In popular culture [edit]
- The 1839 novel by Honoré de Balzac, Pierre Grassou, concerns an artist who lives off forgeries.[2]
- The Orson Welles documentary F for Fake concerns both art and literary forgery. For the movie, Welles intercut footage of Elmyr de Hory, an art forger, and Clifford Irving, who wrote an "authorized" autobiography of Howard Hughes that had been revealed to be a hoax. While forgery is the ostensible subject of the film, it also concerns art, film making, storytelling and the creative process.[3]
- The 1966 heist comedy film How to Steal a Million centers around Nicole Bonnet (Audrey Hepburn) attempting to steal a fake Cellini made by her grandfather.[4]
- The 1972 novel by Irving Wallace, The Word concerns archaeological forgery, the finding and translation of a supposed lost gospel by James the Just, close relative of Jesus Christ, as part of a large project to be published as a new Bible that would inspire a Christian revival, but which is possibly a forged document.[5]

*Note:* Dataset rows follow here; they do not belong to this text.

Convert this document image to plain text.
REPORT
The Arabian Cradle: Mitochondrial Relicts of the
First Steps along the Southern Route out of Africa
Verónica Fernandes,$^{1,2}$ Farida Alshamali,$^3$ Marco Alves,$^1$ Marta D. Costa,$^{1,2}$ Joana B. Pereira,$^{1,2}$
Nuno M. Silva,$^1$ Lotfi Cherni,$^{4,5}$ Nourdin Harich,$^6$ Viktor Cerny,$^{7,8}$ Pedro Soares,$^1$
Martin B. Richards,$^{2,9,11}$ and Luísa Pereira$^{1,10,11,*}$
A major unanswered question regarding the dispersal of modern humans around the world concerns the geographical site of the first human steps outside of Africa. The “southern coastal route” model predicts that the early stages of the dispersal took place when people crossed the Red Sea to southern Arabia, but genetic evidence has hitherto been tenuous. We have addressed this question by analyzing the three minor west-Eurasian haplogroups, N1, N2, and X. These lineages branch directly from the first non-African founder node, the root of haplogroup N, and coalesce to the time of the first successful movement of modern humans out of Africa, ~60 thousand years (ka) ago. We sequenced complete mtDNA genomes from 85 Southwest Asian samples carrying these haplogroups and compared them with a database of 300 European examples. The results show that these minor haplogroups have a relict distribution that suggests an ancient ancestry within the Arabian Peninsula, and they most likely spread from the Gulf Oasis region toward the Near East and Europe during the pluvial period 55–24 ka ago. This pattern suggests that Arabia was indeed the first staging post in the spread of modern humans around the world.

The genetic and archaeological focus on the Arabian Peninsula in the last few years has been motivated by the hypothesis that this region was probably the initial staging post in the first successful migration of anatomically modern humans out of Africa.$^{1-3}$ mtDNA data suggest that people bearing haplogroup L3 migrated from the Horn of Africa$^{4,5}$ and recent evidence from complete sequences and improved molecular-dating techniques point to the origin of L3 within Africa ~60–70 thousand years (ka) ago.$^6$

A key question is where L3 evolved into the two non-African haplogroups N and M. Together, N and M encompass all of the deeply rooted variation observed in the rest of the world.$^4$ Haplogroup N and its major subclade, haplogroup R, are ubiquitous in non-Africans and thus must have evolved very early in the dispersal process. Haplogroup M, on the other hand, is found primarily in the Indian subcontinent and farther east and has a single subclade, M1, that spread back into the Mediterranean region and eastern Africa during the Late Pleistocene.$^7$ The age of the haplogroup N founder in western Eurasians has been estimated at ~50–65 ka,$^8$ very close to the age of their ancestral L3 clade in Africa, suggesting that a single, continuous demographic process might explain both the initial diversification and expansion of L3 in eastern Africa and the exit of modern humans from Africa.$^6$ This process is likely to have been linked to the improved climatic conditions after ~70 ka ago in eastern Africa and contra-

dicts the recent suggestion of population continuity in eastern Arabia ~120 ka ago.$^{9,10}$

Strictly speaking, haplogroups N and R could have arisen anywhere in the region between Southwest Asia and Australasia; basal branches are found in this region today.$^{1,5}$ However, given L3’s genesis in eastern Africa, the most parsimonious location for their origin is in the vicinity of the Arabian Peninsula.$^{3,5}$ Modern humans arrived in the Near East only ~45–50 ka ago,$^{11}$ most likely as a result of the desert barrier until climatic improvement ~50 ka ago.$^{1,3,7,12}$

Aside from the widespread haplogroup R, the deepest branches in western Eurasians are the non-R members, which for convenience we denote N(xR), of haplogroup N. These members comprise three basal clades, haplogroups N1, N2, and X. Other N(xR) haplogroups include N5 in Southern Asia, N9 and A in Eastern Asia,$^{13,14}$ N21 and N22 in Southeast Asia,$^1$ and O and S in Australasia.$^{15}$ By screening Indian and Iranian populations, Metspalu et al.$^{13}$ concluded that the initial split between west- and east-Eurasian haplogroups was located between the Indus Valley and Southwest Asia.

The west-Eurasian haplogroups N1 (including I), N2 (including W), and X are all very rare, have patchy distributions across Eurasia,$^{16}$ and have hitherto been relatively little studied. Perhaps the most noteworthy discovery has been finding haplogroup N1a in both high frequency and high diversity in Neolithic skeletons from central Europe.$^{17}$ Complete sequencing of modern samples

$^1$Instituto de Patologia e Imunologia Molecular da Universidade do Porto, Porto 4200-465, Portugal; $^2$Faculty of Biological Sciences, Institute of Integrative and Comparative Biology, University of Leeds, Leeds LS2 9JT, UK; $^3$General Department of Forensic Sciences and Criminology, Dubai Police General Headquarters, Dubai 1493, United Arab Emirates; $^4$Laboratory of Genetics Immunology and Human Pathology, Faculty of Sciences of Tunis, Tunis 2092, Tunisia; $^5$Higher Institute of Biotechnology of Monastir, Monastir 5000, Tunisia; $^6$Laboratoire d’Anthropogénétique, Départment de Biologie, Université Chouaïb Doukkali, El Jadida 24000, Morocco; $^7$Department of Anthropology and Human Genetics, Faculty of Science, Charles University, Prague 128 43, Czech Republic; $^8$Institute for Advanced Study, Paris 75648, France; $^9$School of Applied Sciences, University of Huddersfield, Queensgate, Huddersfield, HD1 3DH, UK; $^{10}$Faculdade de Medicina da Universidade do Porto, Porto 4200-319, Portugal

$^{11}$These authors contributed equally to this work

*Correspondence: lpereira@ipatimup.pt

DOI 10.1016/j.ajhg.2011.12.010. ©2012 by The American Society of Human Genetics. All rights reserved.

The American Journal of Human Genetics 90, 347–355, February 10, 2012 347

- The 2002 film Catch Me If You Can, directed by Steven Spielberg, is based on the real story of Frank Abagnale, a con man who stole over $2.5 million through forgery, imposture and other frauds, which are dramatized in the film. His career in crime lasted six years from 1963 to 1969.[6]
- The graphic art novel The Last Coiner, authored by Peter M. Kershaw, is based on the exploits of the 18th century counterfeiters, the Cragg Vale Coiners, who were sentenced to execution by hanging at Tyburn.[7]